Download or read book Political Reason and Interest written by Herman H.H. van Erp and published by Routledge. This book was released on 2018-02-05 with total page 202 pages. Available in PDF, EPUB and Kindle. Book excerpt: This title was first published in 2000: Politics cannot be conceived of as just a subsystem of society, or as a network of particular interests. The concept of interests and their role within the normative political debate is given a new interpretation by this book, which examines how political interest, market mechanisms and rational choice theories exist in the light of democratic freedom and social justice. The book builds on different concepts of procedural justice, from Schumpeter, Buchanan and Habermas’s conceptions of democracy and the role of political compromise and coalition in the idea of consensus as a condition for political legitimation.

The Politics of Aristotle

Download The Politics of Aristotle PDF Online Free

Author :
Publisher :
ISBN 13 :
Total Pages : 456 pages
Book Rating : 4.E/5 ( download)

DOWNLOAD NOW!


Book Synopsis The Politics of Aristotle by : Aristotle

Download or read book The Politics of Aristotle written by Aristotle and published by . This book was released on 1885 with total page 456 pages. Available in PDF, EPUB and Kindle. Book excerpt:

A Libertarian Walks Into a Bear

Download A Libertarian Walks Into a Bear PDF Online Free

Author :
Publisher : PublicAffairs
ISBN 13 : 1541788486
Total Pages : 318 pages
Book Rating : 4.5/5 (417 download)

DOWNLOAD NOW!


Book Synopsis A Libertarian Walks Into a Bear by : Matthew Hongoltz-Hetling

Download or read book A Libertarian Walks Into a Bear written by Matthew Hongoltz-Hetling and published by PublicAffairs. This book was released on 2020-09-15 with total page 318 pages. Available in PDF, EPUB and Kindle. Book excerpt: A tiny American town's plans for radical self-government overlooked one hairy detail: no one told the bears. Once upon a time, a group of libertarians got together and hatched the Free Town Project, a plan to take over an American town and completely eliminate its government. In 2004, they set their sights on Grafton, NH, a barely populated settlement with one paved road. When they descended on Grafton, public funding for pretty much everything shrank: the fire department, the library, the schoolhouse. State and federal laws became meek suggestions, scarcely heard in the town's thick wilderness. The anything-goes atmosphere soon caught the attention of Grafton's neighbors: the bears. Freedom-loving citizens ignored hunting laws and regulations on food disposal. They built a tent city in an effort to get off the grid. The bears smelled food and opportunity.

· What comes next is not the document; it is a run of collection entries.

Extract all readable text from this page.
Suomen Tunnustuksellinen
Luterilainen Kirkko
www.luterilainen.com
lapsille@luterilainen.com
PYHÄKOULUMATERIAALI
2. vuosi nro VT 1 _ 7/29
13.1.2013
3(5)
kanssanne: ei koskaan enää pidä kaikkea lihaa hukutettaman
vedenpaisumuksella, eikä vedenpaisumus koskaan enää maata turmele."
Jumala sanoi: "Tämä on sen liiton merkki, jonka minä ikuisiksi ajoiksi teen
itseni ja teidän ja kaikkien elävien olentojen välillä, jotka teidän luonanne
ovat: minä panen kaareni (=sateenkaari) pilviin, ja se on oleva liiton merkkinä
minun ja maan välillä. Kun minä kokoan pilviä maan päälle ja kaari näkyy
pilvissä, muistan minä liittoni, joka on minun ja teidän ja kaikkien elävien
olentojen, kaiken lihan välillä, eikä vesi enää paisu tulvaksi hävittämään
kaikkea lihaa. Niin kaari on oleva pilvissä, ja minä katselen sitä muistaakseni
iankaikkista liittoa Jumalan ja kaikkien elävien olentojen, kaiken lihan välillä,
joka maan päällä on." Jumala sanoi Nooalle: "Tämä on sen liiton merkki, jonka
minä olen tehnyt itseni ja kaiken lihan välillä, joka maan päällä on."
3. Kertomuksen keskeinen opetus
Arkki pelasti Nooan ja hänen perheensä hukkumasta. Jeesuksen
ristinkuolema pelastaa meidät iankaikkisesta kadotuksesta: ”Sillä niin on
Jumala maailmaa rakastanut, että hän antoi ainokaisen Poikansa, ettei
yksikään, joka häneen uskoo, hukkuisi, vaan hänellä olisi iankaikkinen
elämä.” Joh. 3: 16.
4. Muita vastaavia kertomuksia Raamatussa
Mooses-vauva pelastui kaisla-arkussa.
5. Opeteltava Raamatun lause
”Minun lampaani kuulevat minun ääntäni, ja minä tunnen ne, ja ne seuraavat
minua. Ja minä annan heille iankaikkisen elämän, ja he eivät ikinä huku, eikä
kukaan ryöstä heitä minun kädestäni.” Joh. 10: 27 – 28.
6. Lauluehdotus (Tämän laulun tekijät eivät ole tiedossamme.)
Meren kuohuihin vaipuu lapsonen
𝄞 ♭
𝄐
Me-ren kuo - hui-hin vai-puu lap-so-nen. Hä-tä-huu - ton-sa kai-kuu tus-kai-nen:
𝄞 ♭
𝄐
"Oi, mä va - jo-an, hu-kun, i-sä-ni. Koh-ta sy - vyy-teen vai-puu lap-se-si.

A Libertarian Walks Into a Bear is the sometimes funny, sometimes terrifying tale of what happens when a government disappears into the woods. Complete with gunplay, adventure, and backstabbing politicians, this is the ultimate story of a quintessential American experiment -- to live free or die, perhaps from a bear.

Neighborhood Politics

Download Neighborhood Politics PDF Online Free

Author :
Publisher :
ISBN 13 :
Total Pages : 352 pages
Book Rating : 4.3/5 (91 download)

DOWNLOAD NOW!


Book Synopsis Neighborhood Politics by : Matthew A. Crenson

Download or read book Neighborhood Politics written by Matthew A. Crenson and published by . This book was released on 1983 with total page 352 pages. Available in PDF, EPUB and Kindle. Book excerpt: The setting for the author's book is Baltimore. In this surprising, powerful work, he finds that such neighborhood action does not arise from a strong sense of neighborliness or community feeling. Instead, it is precisely when neighbors dislike one another that some features of informal self-organization emerge.